How to find word frequency in document

Hi, a few simple Google searches didn’t get me very far… what (if any) is the simplest way to find the frequency of words used in a TBX document?

I’ve seen the word cloud hidden away in the “Get Info” menu item. That seemed like a good place to start, but I’d like to see a list showing exactly how many times words are used, not an image scaling words up/down.

Have you looked at the Get Info repetition tab?

Thanks @mwra the Repetition tab definitely gets me what I asked for.

It doesn’t seem like there’s any way to export or copy/paste the information in that tab, is there?

It seems not. But most likely because no-one ever asked for that. Recall, Tinderbox is a toolbox rather than a utility for a specific purpose. I suggest dropping a line to Eastgate with the above as a feature request. It would be worth clarifying exactly what data you expect the end up on the clipboard and in what format (e.g. as a tab-delim table or whatever).

I’ve updated my article on the repetition tab tab to make current behaviour a bit clearer.

@mwra That’s a good change to your documentation, thanks!

What’s the best way to send feature requests to Eastgate?

Just FYI, one reason I couldn’t find this by searching was that I was using search terms like “word frequency” and “word concordance”. DEVONthink’s documentation has the exact feature I was looking for under “Concordance”.

1 Like

Write to info@eastgate.com, with what you’re after. Detail helps; i.e. actually write down all the ‘obvious’ assumptions about how you imagine the feature will work as the assumptions help in figuring out if it’s a simple/difficult/impossible task.

As to the word frequency bit, I’ll look at Help (which i don’t write, but contribute to) and I can probably tweak my aTbRef page so the relevant phrase is there.

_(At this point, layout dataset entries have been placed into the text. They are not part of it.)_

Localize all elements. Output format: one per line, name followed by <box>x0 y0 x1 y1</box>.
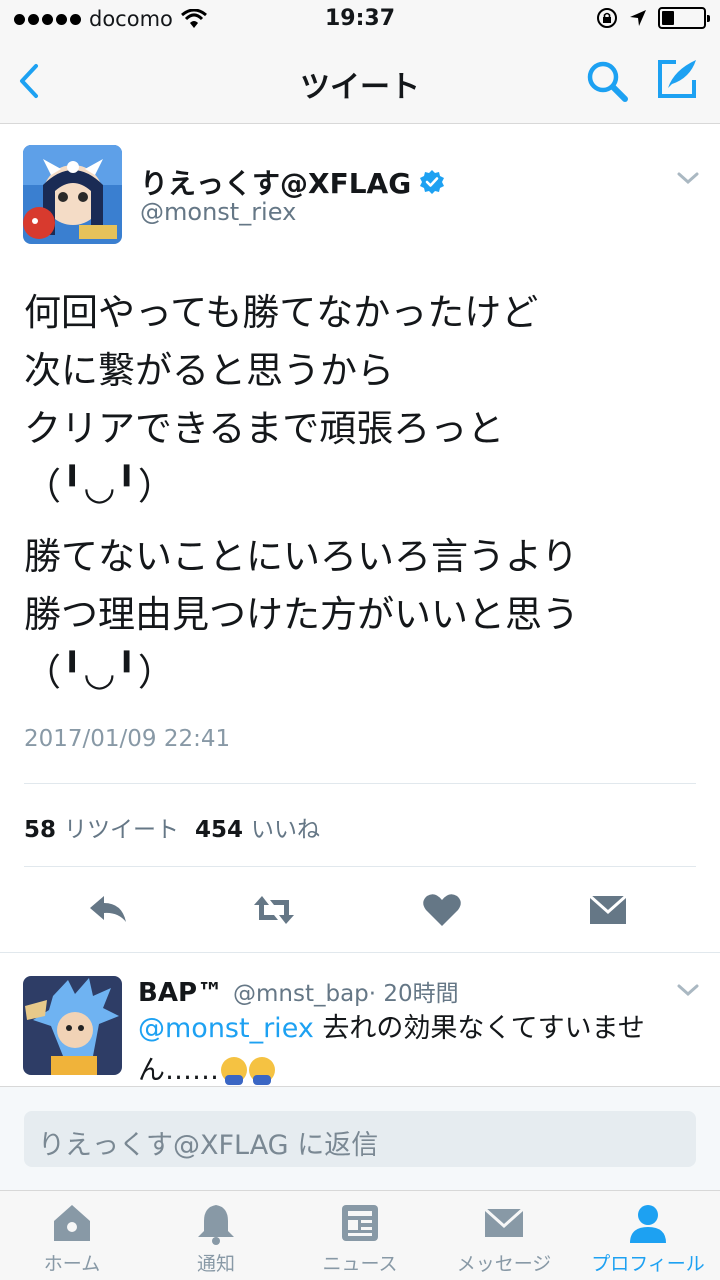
tweet-timestamp: 2017/01/09 22:41 <box>24 726 231 752</box>
divider <box>24 783 696 784</box>
envelope-icon <box>483 1207 525 1237</box>
reply-author-avatar[interactable] <box>23 976 122 1075</box>
bowing-person-emoji-icon <box>221 1057 247 1085</box>
author-handle[interactable]: @monst_riex <box>140 198 296 226</box>
person-icon <box>630 1205 666 1243</box>
direct-message-icon[interactable] <box>586 888 630 932</box>
tweet-line: （╹◡╹） <box>24 651 175 694</box>
author-name[interactable]: りえっくす@XFLAG <box>140 162 445 202</box>
tweet-line: 勝てないことにいろいろ言うより <box>24 535 579 578</box>
status-indicators <box>596 7 710 29</box>
like-count[interactable]: 454 <box>195 817 243 843</box>
reply-mention-link[interactable]: @monst_riex <box>138 1013 314 1044</box>
tab-label: 通知 <box>196 1253 235 1275</box>
tab-label: ホーム <box>43 1253 101 1275</box>
home-icon <box>54 1205 90 1241</box>
reply-author-handle[interactable]: @mnst_bap <box>233 981 369 1007</box>
heart-icon[interactable] <box>420 888 464 932</box>
tweet-menu-chevron-down-icon[interactable] <box>676 170 700 186</box>
reply-time: · 20時間 <box>368 981 459 1007</box>
bell-icon <box>198 1205 234 1245</box>
tweet-line: （╹◡╹） <box>24 465 175 508</box>
search-button[interactable] <box>584 58 630 104</box>
battery-icon <box>658 7 710 29</box>
tab-bar: ホーム 通知 ニュース メッセージ プロフィール <box>0 1190 720 1280</box>
tab-home[interactable]: ホーム <box>0 1191 144 1280</box>
tab-messages[interactable]: メッセージ <box>432 1191 576 1280</box>
location-arrow-icon <box>630 10 646 26</box>
retweet-count[interactable]: 58 <box>24 817 56 843</box>
like-label[interactable]: いいね <box>251 810 320 844</box>
tab-label: プロフィール <box>591 1253 705 1275</box>
reply-icon[interactable] <box>86 888 130 932</box>
author-display-name: りえっくす@XFLAG <box>140 167 412 200</box>
retweet-label[interactable]: リツイート <box>64 810 179 844</box>
reply-author-name[interactable]: BAP™ <box>138 978 223 1008</box>
tab-label: メッセージ <box>456 1253 552 1275</box>
tweet-stats: 58 リツイート 454 いいね <box>24 810 336 844</box>
status-bar: docomo 19:37 <box>0 0 720 40</box>
divider <box>0 952 720 953</box>
navigation-bar: ツイート <box>0 40 720 124</box>
tweet-text: 何回やっても勝てなかったけど 次に繋がると思うから クリアできるまで頑張ろっと … <box>24 284 704 702</box>
news-icon <box>342 1205 378 1241</box>
divider <box>24 866 696 867</box>
orientation-lock-icon <box>597 8 617 28</box>
author-avatar[interactable] <box>23 145 122 244</box>
tweet-line: 勝つ理由見つけた方がいいと思う <box>24 593 579 636</box>
tab-news[interactable]: ニュース <box>288 1191 432 1280</box>
tab-label: ニュース <box>322 1253 398 1275</box>
retweet-icon[interactable] <box>252 888 296 932</box>
tweet-line: 何回やっても勝てなかったけど <box>24 291 539 334</box>
reply-input[interactable]: りえっくす@XFLAG に返信 <box>24 1111 696 1167</box>
compose-tweet-button[interactable] <box>654 56 700 102</box>
tweet-line: 次に繋がると思うから <box>24 349 394 392</box>
tweet-line: クリアできるまで頑張ろっと <box>24 407 505 450</box>
tweet-actions <box>0 888 720 932</box>
tab-profile[interactable]: プロフィール <box>576 1191 720 1280</box>
tab-notifications[interactable]: 通知 <box>144 1191 288 1280</box>
reply-menu-chevron-down-icon[interactable] <box>676 982 700 998</box>
verified-badge-icon <box>420 170 445 194</box>
bowing-person-emoji-icon <box>249 1057 275 1085</box>
reply-text: @monst_riex 去れの効果なくてすいません…… <box>138 1008 678 1092</box>
reply-header: BAP™ @mnst_bap · 20時間 <box>138 974 459 1008</box>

Some way to export the word frequencies should not be difficult; I’ll add it to the roadmap.

1 Like

Being able to export or copy the list of words and their respective number of occurrences would be fantastic. Any other processing or sorting of the list could just be outsourced to a spreadsheet.

I think this will be in Tinderbox 8 – and probably in a backstage release in a week or so. Looks fairly straightforward.